In a related vein, simulations based on resampling and feedback can be used to evaluate adaptive systems that are designed to enhance throughput (and thus productivity) rather than response time [32, 44]. For example, we can design a scheduler that prioritizes jobs based on the elapsed time since the same user’s previous job has terminated. The idea is that if this interval is short, there is a good chance that the user is waiting for this job. Therefore prioritizing the awaited job will enhance the productivity of this user. Trying to evaluate this idea with conventional workloads and simulations is useless — such simulations cannot evaluate productivity, and might even show that average response time is actually increased. But with a dynamic user-based simulation we can do away with such averages, and focus on the users and the service they receive.

Finally, we note that once we partition the workload into individual users we can also look and different user classes in isolation. One example noted before is the workload flurries occasionally produced by some users. We can then evaluate the effect of such flurries by oversampling these users, and thus causing more and more flurries to occur.

5 Conclusions

Resampling with feedback provides a new way to use workload logs in simulations, enabling the generation of varied and dynamically adjusted workloads that are specifically suited to evaluate the simulated system. This combines the realism of real log data with the flexibility of models. Basing the simulations as closely as possible on real logs reflects the importance of using hard data rather than assumptions. Adjusting the workload to the specific conditions during the simulation reflects the importance of the interaction between the users and the system. Without this, evaluation results are of unknown relevance, and might pertain to only irrelevant situations which do not occur in practice.

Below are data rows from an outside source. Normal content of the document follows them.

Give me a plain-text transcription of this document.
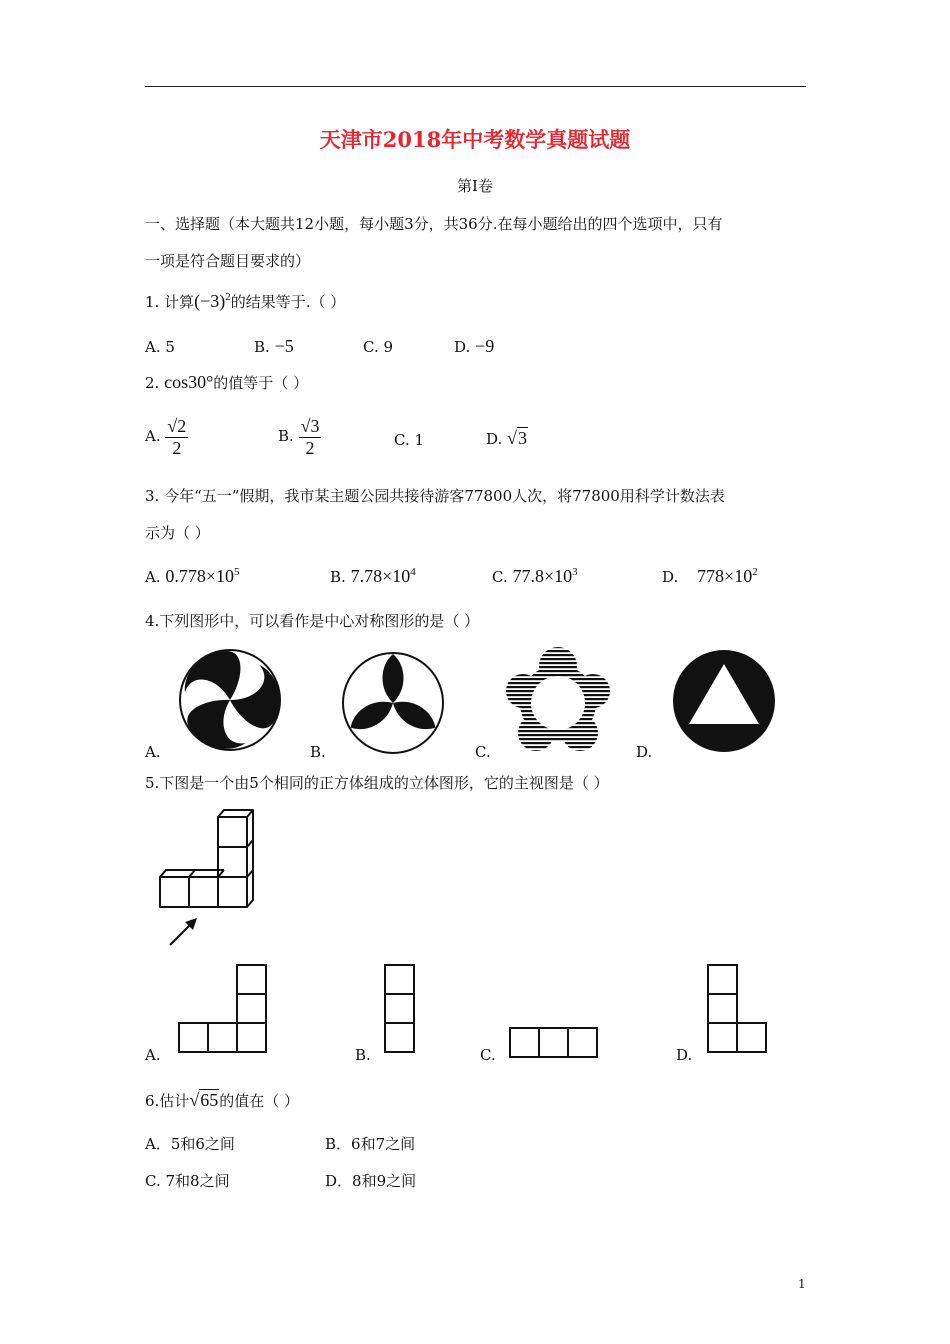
天津市2018年中考数学真题试题
第Ⅰ卷
一、选择题（本大题共12小题，每小题3分，共36分.在每小题给出的四个选项中，只有
一项是符合题目要求的）
1. 计算$(-3)^2$的结果等于.（ ）
A. 5	B. −5	C. 9	D. −9
2. cos30°的值等于（ ）
A. $\frac{√2}{2}$	B. $\frac{√3}{2}$	C. 1	D. √3
3. 今年“五一”假期，我市某主题公园共接待游客77800人次，将77800用科学计数法表
示为（ ）
A. $0.778\times 10^5$	B. $7.78\times 10^4$	C. $77.8\times 10^3$	D. $778\times 10^2$
4.下列图形中，可以看作是中心对称图形的是（ ）
A.	B.	C.	D.
5.下图是一个由5个相同的正方体组成的立体图形，它的主视图是（ ）
A.	B.	C.	D.
6.估计√65的值在（ ）
A．5和6之间	B．6和7之间
C. 7和8之间	D．8和9之间
1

Particularly, by applying resampling and feedback to real workloads we achieve the following:

  • Retain the all important (but possibly unknown) details of the workload as they exist in logs recorded from production systems, with as little modifications as possible.

  • Enable evaluations of throughput and user satisfaction in addition to (or instead of) being limited to the response time and slowdown metrics. This also leads to natural support for assessing the saturation limit of the system.

  • Provide a new interpretation of the goal of “comparing alternatives under equivalent conditions”: this is not to process exactly the same job stream, but rather to face the same workload generation process (users). This acknowledges the realization that there is no such thing as a generally correct workload — rather, the workload depends on system.

Workload manipulations such as those embodied in resampling with feedback are important tools in the performance analyst’s toolbox, that have not received due attention in terms of methodological research. As a result, inappropriate manipulations are sometimes used, which in turn has led to some controversy regarding whether any manipulations of real workloads are legitimate. By increasing our understanding of resampling-based manipulations we hope to bolster the use of this important tool, allowing new types of manipulations to be applied to workload logs, and enabling researchers to achieve better control over their properties, as needed for different evaluation scenarios.

Naturally, there are many opportunities for additional research regarding resampling and feedback. One element that is still largely missing is the user population model, and especially the issue of leaving the system when performance is inadequate. Another is the distribution of user types and behaviors. Resolving these issues requires not only deep analysis of workload logs, but also a collaboration with researchers in psychology and cognition [33]. After all, computer systems are used by humans.